Rep Ranges

Low rep ranges cause muscle growth as type 2 fibers, with greater potential force to be generated and lower endurance. Higher rep ranges, type 1 fibers, lower force, greater endurance. Makes sense and I don’t concern myself much about it but I see programming that’s in the 5ish rep range on a strength program, then with additional exercises has 15-20 rep sets to work on weak areas.

Wouldn’t the lower rep range exercises and higher rep range exercises sort of contradict each other? Is this really optimal for strength training? I know I am wrong and that sort of programming is fine, but I don’t understand how.

Wouldn’t it make sense to try to grow both types?
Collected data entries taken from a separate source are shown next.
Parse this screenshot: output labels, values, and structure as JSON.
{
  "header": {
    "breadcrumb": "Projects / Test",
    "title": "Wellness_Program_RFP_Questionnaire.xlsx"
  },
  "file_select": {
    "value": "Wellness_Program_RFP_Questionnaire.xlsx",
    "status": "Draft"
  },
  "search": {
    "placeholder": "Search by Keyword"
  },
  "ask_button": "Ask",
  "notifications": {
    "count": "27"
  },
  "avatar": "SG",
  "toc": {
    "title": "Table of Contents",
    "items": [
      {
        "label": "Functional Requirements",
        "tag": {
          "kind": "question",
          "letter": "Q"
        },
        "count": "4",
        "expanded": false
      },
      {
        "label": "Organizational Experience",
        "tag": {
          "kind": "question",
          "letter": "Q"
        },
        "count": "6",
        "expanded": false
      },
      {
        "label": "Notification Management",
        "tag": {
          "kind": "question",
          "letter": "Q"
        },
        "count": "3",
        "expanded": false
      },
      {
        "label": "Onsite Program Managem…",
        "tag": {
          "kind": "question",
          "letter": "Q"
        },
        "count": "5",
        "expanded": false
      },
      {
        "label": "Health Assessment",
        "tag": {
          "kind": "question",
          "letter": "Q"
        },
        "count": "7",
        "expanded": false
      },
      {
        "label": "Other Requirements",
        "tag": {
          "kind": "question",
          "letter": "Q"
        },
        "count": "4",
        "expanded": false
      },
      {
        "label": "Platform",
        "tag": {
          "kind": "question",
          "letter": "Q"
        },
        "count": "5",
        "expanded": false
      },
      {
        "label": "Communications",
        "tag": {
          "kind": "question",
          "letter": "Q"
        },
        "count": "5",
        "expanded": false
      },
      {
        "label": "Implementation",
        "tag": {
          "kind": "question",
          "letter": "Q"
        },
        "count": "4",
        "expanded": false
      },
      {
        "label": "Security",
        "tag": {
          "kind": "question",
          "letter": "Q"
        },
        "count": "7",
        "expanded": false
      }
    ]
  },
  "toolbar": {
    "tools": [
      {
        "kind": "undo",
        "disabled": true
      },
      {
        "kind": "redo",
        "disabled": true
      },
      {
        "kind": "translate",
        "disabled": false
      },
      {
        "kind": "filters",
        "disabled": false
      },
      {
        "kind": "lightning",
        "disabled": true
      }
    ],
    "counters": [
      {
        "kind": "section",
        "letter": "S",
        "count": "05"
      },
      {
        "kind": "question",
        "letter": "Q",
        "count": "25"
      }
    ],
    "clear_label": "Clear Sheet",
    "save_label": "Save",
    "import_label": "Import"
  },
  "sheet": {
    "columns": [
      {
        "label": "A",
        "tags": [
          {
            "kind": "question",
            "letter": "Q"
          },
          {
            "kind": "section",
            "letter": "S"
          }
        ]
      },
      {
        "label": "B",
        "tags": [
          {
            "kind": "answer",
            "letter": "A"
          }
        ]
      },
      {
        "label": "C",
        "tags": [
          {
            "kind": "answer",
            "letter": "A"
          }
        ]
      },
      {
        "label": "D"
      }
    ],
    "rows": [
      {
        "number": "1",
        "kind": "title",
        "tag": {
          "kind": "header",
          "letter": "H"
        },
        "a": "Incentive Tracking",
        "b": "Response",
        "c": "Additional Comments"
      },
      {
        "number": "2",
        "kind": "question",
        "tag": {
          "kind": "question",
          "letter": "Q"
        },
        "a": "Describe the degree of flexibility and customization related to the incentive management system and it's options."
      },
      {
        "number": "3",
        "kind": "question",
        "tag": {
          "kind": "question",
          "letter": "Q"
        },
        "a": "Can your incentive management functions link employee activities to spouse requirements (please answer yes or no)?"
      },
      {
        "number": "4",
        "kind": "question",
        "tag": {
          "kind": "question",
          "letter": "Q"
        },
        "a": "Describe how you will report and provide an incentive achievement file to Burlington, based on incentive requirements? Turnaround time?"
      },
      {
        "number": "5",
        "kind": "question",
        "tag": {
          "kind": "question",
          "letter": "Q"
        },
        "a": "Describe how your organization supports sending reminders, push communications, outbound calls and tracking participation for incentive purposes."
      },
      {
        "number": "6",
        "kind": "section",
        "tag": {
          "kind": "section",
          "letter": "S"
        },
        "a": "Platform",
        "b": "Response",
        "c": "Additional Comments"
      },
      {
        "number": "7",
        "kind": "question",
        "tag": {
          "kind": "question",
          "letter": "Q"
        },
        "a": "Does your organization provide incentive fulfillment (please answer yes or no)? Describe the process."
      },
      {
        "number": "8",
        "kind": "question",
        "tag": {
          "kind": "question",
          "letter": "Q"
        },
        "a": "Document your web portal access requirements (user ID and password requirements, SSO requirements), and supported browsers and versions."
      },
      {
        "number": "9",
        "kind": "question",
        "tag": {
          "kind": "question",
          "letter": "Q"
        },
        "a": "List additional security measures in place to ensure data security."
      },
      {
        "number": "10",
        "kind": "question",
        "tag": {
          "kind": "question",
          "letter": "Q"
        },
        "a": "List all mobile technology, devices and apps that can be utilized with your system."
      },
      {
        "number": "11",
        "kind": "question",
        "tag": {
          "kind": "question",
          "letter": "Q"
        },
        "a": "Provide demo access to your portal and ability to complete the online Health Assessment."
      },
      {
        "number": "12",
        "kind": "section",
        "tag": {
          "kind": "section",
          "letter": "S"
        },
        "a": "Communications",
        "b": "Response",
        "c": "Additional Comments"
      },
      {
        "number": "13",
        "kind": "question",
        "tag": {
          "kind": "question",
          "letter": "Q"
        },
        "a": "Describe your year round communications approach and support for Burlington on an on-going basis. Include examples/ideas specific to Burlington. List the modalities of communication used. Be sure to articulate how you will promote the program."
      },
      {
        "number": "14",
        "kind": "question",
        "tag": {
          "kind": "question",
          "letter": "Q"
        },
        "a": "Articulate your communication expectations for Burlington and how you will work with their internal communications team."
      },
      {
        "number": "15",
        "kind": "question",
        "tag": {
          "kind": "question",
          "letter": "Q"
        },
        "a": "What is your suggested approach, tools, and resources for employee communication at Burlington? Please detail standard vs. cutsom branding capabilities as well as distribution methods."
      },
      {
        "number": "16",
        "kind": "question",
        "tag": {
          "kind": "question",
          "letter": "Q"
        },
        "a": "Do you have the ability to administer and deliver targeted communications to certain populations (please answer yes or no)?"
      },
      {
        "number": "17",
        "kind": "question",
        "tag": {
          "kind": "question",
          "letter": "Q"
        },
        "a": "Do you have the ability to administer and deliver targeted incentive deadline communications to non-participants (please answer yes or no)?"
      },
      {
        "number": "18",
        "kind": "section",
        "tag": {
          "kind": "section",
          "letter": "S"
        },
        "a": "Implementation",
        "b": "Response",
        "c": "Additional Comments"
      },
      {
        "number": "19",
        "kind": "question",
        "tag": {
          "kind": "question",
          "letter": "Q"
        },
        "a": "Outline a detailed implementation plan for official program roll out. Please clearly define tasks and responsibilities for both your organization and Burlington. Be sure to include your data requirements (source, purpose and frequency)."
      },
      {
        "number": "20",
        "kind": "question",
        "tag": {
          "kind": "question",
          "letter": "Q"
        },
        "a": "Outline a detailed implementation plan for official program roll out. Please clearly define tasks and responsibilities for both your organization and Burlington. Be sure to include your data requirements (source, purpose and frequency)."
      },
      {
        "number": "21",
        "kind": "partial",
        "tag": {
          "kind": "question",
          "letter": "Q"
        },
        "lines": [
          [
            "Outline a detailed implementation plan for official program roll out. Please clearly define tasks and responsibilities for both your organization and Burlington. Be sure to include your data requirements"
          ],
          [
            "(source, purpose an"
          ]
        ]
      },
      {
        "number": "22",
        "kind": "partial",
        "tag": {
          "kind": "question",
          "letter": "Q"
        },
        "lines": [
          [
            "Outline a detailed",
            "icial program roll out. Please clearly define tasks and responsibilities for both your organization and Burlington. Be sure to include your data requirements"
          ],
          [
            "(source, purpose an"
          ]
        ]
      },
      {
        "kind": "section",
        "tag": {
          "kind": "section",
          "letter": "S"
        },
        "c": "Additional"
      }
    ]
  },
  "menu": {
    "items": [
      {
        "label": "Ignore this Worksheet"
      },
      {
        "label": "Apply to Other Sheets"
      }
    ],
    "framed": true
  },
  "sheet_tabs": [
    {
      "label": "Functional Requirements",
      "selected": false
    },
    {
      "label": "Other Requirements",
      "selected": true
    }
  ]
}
Wouldn’t you want one to be dominant, for powerlifting type 2 for strength, for bodybuilding type 1 because it seemingly has greater size potential, and not mix rep ranges? Maybe the first main low rep compound exercises set the stage for type 2 fibers, using higher rep ranges isn’t significant enough to cause type 1 growth but only breaks the fibers more? Most logical theory I have come up with so far…

I wrote this in this thread, so I’m going to repost here

[quote] Honestly, I feel the notion of rep ranges has been a far greater detriment to training than benefit. Many seem to ignore that the intent of providing a rep range/effect explanation was more to explain about the impact of time under tension, which is really an entirely different animal for most.

3 reps is supposed to be in the power range of training. Well lets say I do 3 fast reps with 60% 1rm? Then yeah, I’m developing power. What about 90% of 1rm? Now it’s strength. What about if I did 10 sets of 3 with 75% and 1 minute of rests between sets? Now I’m developing hypertrophy. What about a weight circuit, where I do 3 reps of dips, 3 reps of chins, and 3 reps of kettlebell swings for 15 minutes? Now it’s endurance/conditioning.

Lets go back to that 3 reps with 90% set. Say I’m doing squats. On one set, I lockout each rep at the top and pause for a second before starting the next rep. On the second set, I don’t lockout at the top and immediately begin the next rep before coming completely to the top of the last one. Did both sets accomplish the same degree of strength/size development? They were both 90% of 1rm for 3 reps.

There are far more variables at play than rep range, and honestly, I think moving away from thinking in “rep ranges” and more in terms of how everything builds to the overall goal is a boon. I go by feel for the most part these days, and measure success as my outcome. [/quote]

EDIT

Damn, th3punisher, your post didn’t appear yet while i was typing. Op, read that. Best write up i’ve seen regarding this topic.

[quote]Massthetics wrote:
I know I am wrong and that sort of programming is fine, but I don’t understand how.[/quote]
This article might explain it a bit better:

[quote]dt709 wrote:
Damn, th3punisher, your post didn’t appear yet while i was typing. Op, read that. Best write up i’ve seen regarding this topic.[/quote]
Definitely good info from Pun. And like I added-on in that thread, looking at rep range as an isolated factor is only looking at a fraction of the story. Other variables like total volume, load, and tempo will absolutely influence the training results. 5x5 with a 10RM is different from 5x5 with a 10RM is different from 5x5 with a 20RM using a 5-1-5-1 tempo.

Never mind the fact that, looking at training in the context of how it affects muscle fibers is also looking at just part of the picture. Neurological adaptations and even levels of cardiovascular/anaerobic conditioning respond differently to different stimuli (rep range/volume/intensity).